The Coalition will also establish new guidelines relating to the construction and operation of wind energy facilities to monitor noise and strobe lighting impacts on nearby residents, as well as shadow flicker and bird kills at wind farm sites.


The Coalition will remove the power of Catchment Management Authorities (CMAs) to override planning decisions of local councils and ensure that they act only as a referral authority rather than de facto responsible planning authorities.


The Coalition will remove the current planning exemption for new packaged liquor outlets. New bottle shops will be required to justify their presence in the community in the same way as other licensed premises.


The Coalition will:

  • Require all councils to complete a Municipal Heritage Strategy to record the built and landscape environment of each municipality, adding another level of protection for communities, better protecting areas and buildings from significant change and complementing existing strict heritage protections;
  • Require all heritage registrations to be based on processes that are open and transparent, and which are fair to all parties;
  • Conduct a full audit of the future maintenance and improvement requirements of all government-owned heritage properties to ascertain the investment needed to guarantee their future upkeep; and
  • Require all municipalities to notify all impacted residents from the placing of any heritage overlay no less than 28 days prior to the adoption of the placement of the overlay in writing.


The Coalition will establish a state register of significant public land as a form of further protection from future governments selling such land off in secret and a way of protecting open space as population grows.


The Coalition will increase the transparency of any public land sale by setting up an open and public process where the relevant minister must set out before Parliament the reason for the sale of the land before its disposal.


The Coalition will assess all public parkland and open space requirements across Melbourne to ensure that as the city grows, adequate open space and parkland exists for public use.


The Coalition will:

  • Legislate to limit access to VCAT for the review of determinations for projects which are deemed to comply substantially with the relevant Municipal Strategic Statement (MSS);
  • Require councils to advise a council view on the degree of MSS compliance, with their determinations;
  • Provide for VCAT to determine whether an application for review qualifies on the grounds of substantial compliance; and
  • Publish clear and transparent guidelines on the determination of substantial compliance.


The Coalition will move to amend or repeal Labor's Growth Areas Infrastructure Charge (GAIC) legislation to enable a model payable 100 per cent at the Statement of Compliance stage.
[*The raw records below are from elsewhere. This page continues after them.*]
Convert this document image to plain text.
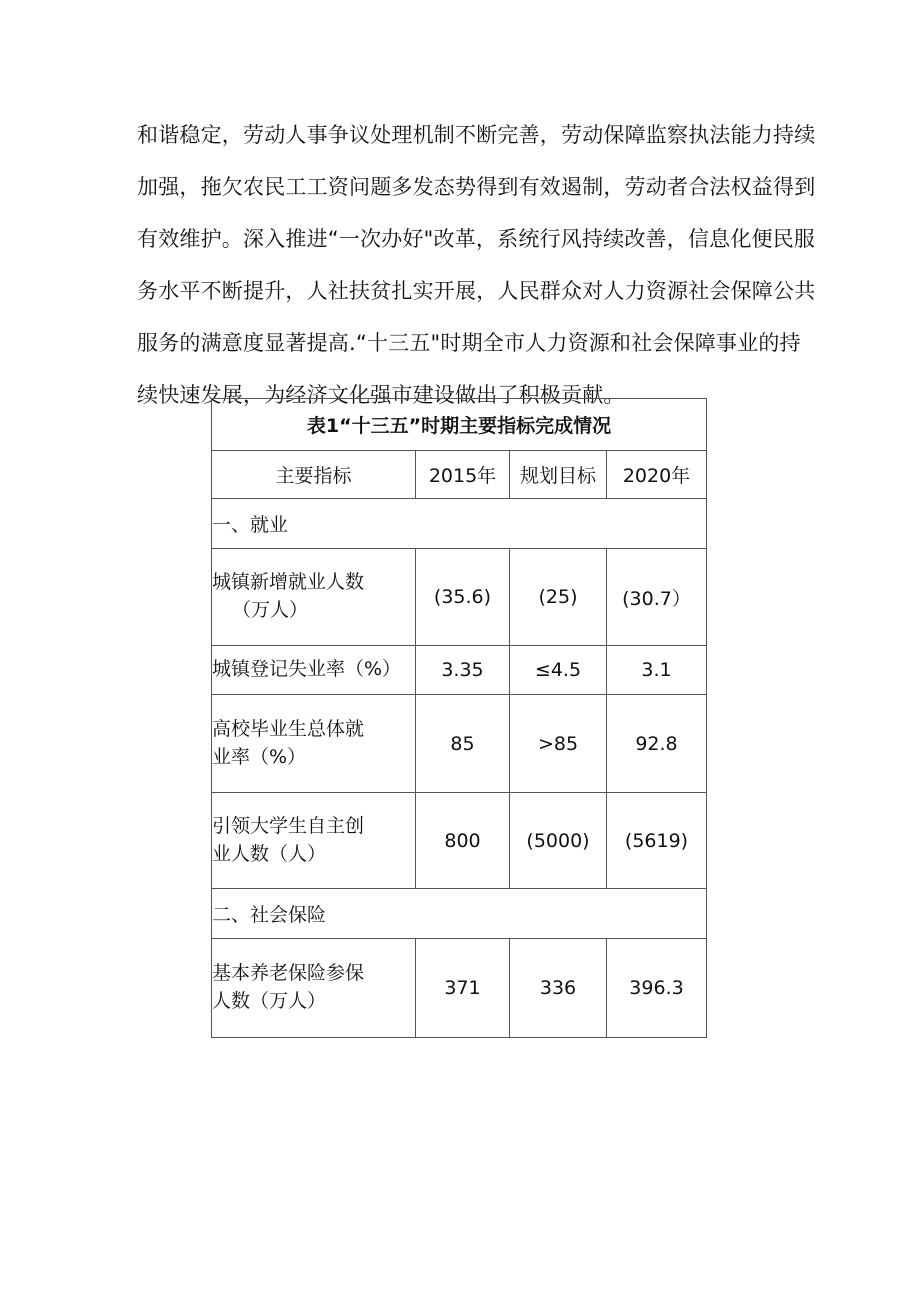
和谐稳定，劳动人事争议处理机制不断完善，劳动保障监察执法能力持续
加强，拖欠农民工工资问题多发态势得到有效遏制，劳动者合法权益得到
有效维护。深入推进“一次办好"改革，系统行风持续改善，信息化便民服
务水平不断提升，人社扶贫扎实开展，人民群众对人力资源社会保障公共
服务的满意度显著提高.“十三五"时期全市人力资源和社会保障事业的持
续快速发展，为经济文化强市建设做出了积极贡献。
表1“十三五”时期主要指标完成情况			
主要指标	2015年	规划目标	2020年
一、就业			

城镇新增就业人数
（万人）	(35.6)	(25)	(30.7）

城镇登记失业率（%）	3.35	≤4.5	3.1

高校毕业生总体就
业率（%）	85	>85	92.8

引领大学生自主创
业人数（人）	800	(5000)	(5619)
二、社会保险			

基本养老保险参保
人数（万人）	371	336	396.3
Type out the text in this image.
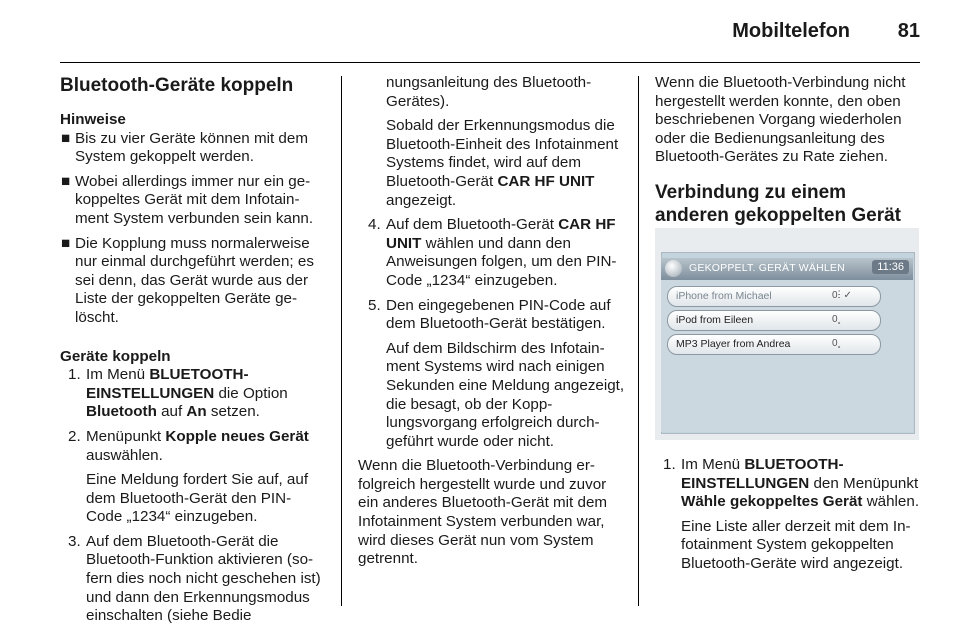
Mobiltelefon 81
Bluetooth-Geräte koppeln
Hinweise
■ Bis zu vier Geräte können mit dem System gekoppelt werden.
■ Wobei allerdings immer nur ein gekoppeltes Gerät mit dem Infotainment System verbunden sein kann.
■ Die Kopplung muss normalerweise nur einmal durchgeführt werden; es sei denn, das Gerät wurde aus der Liste der gekoppelten Geräte gelöscht.
Geräte koppeln
1. Im Menü BLUETOOTH-EINSTELLUNGEN die Option Bluetooth auf An setzen.
2. Menüpunkt Kopple neues Gerät auswählen.
Eine Meldung fordert Sie auf, auf dem Bluetooth-Gerät den PIN-Code „1234“ einzugeben.
3. Auf dem Bluetooth-Gerät die Bluetooth-Funktion aktivieren (sofern dies noch nicht geschehen ist) und dann den Erkennungsmodus einschalten (siehe Bedie
nungsanleitung des Bluetooth-Gerätes).
Sobald der Erkennungsmodus die Bluetooth-Einheit des Infotainment Systems findet, wird auf dem Bluetooth-Gerät CAR HF UNIT angezeigt.
4. Auf dem Bluetooth-Gerät CAR HF UNIT wählen und dann den Anweisungen folgen, um den PIN-Code „1234“ einzugeben.
5. Den eingegebenen PIN-Code auf dem Bluetooth-Gerät bestätigen.
Auf dem Bildschirm des Infotainment Systems wird nach einigen Sekunden eine Meldung angezeigt, die besagt, ob der Kopplungsvorgang erfolgreich durchgeführt wurde oder nicht.
Wenn die Bluetooth-Verbindung erfolgreich hergestellt wurde und zuvor ein anderes Bluetooth-Gerät mit dem Infotainment System verbunden war, wird dieses Gerät nun vom System getrennt.
Wenn die Bluetooth-Verbindung nicht hergestellt werden konnte, den oben beschriebenen Vorgang wiederholen oder die Bedienungsanleitung des Bluetooth-Gerätes zu Rate ziehen.
Verbindung zu einem anderen gekoppelten Gerät
GEKOPPELT. GERÄT WÄHLEN	11:36
iPhone from Michael	0ⵗ ✓
iPod from Eileen	0˳
MP3 Player from Andrea	0˳
1. Im Menü BLUETOOTH-EINSTELLUNGEN den Menüpunkt Wähle gekoppeltes Gerät wählen.
Eine Liste aller derzeit mit dem Infotainment System gekoppelten Bluetooth-Geräte wird angezeigt.
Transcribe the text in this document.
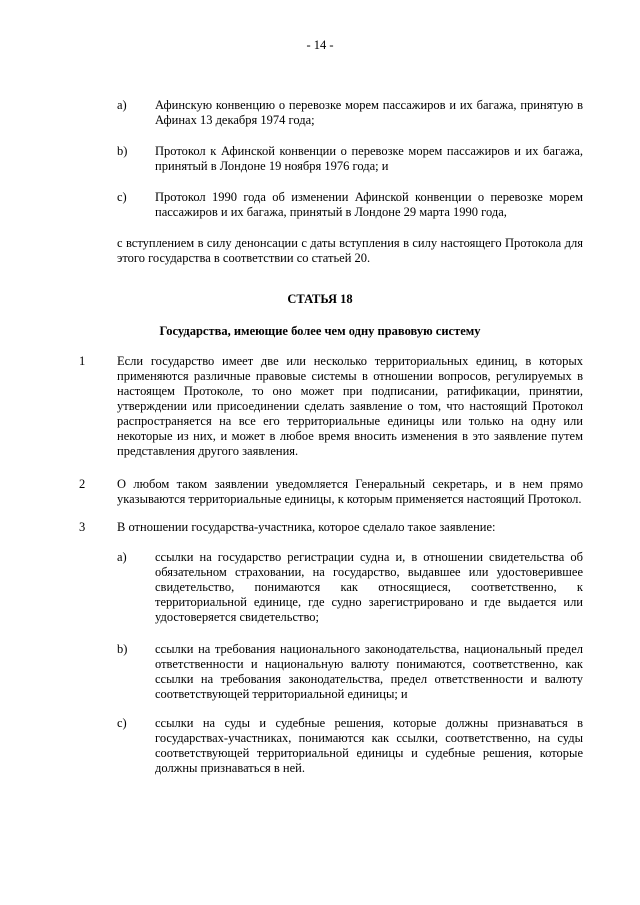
- 14 -
a) Афинскую конвенцию о перевозке морем пассажиров и их багажа, принятую в Афинах 13 декабря 1974 года;
b) Протокол к Афинской конвенции о перевозке морем пассажиров и их багажа, принятый в Лондоне 19 ноября 1976 года; и
c) Протокол 1990 года об изменении Афинской конвенции о перевозке морем пассажиров и их багажа, принятый в Лондоне 29 марта 1990 года,
с вступлением в силу денонсации с даты вступления в силу настоящего Протокола для этого государства в соответствии со статьей 20.
СТАТЬЯ 18
Государства, имеющие более чем одну правовую систему
1	Если государство имеет две или несколько территориальных единиц, в которых применяются различные правовые системы в отношении вопросов, регулируемых в настоящем Протоколе, то оно может при подписании, ратификации, принятии, утверждении или присоединении сделать заявление о том, что настоящий Протокол распространяется на все его территориальные единицы или только на одну или некоторые из них, и может в любое время вносить изменения в это заявление путем представления другого заявления.
2	О любом таком заявлении уведомляется Генеральный секретарь, и в нем прямо указываются территориальные единицы, к которым применяется настоящий Протокол.
3	В отношении государства-участника, которое сделало такое заявление:
a) ссылки на государство регистрации судна и, в отношении свидетельства об обязательном страховании, на государство, выдавшее или удостоверившее свидетельство, понимаются как относящиеся, соответственно, к территориальной единице, где судно зарегистрировано и где выдается или удостоверяется свидетельство;
b) ссылки на требования национального законодательства, национальный предел ответственности и национальную валюту понимаются, соответственно, как ссылки на требования законодательства, предел ответственности и валюту соответствующей территориальной единицы; и
c) ссылки на суды и судебные решения, которые должны признаваться в государствах-участниках, понимаются как ссылки, соответственно, на суды соответствующей территориальной единицы и судебные решения, которые должны признаваться в ней.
The requirement for non-government schools to pay GAIC on land they currently own in growth areas will be removed.

The Coalition will also examine the removal of GAIC on land that is zoned commercial or industrial, thus removing a tax on employment land.


The Coalition will support the development of a central planning body to become the responsible planning authority for all developments within the City of Melbourne that exceed 25,000 square metres.


The Coalition will work in partnership with the City of Melbourne towards the establishment of a new football oval and associated sporting facilities such as netball and basketball in the Docklands precinct. Land will also be set aside for a dedicated place of worship.


A new Urban Design Panel, chaired by the Victorian Government Architect, will be established to oversee design competitions for government-funded public infrastructure and community projects.

The Coalition also aims to restore independence, authority, independent funding and a fixed four year tenure to the office of the Victorian Government Architect to give Victoria an architectural guardian over the built form of our state.


A Strata Title Improvement Unit within the Department of Infrastructure will be established to work with relevant industry groups to develop strategies to assist bodies corporate to maximise the potential of their properties and to deal with significant maintenance issues. It will also encourage local governments, real Estate agents, property managers and bodies corporate to develop improvement plans.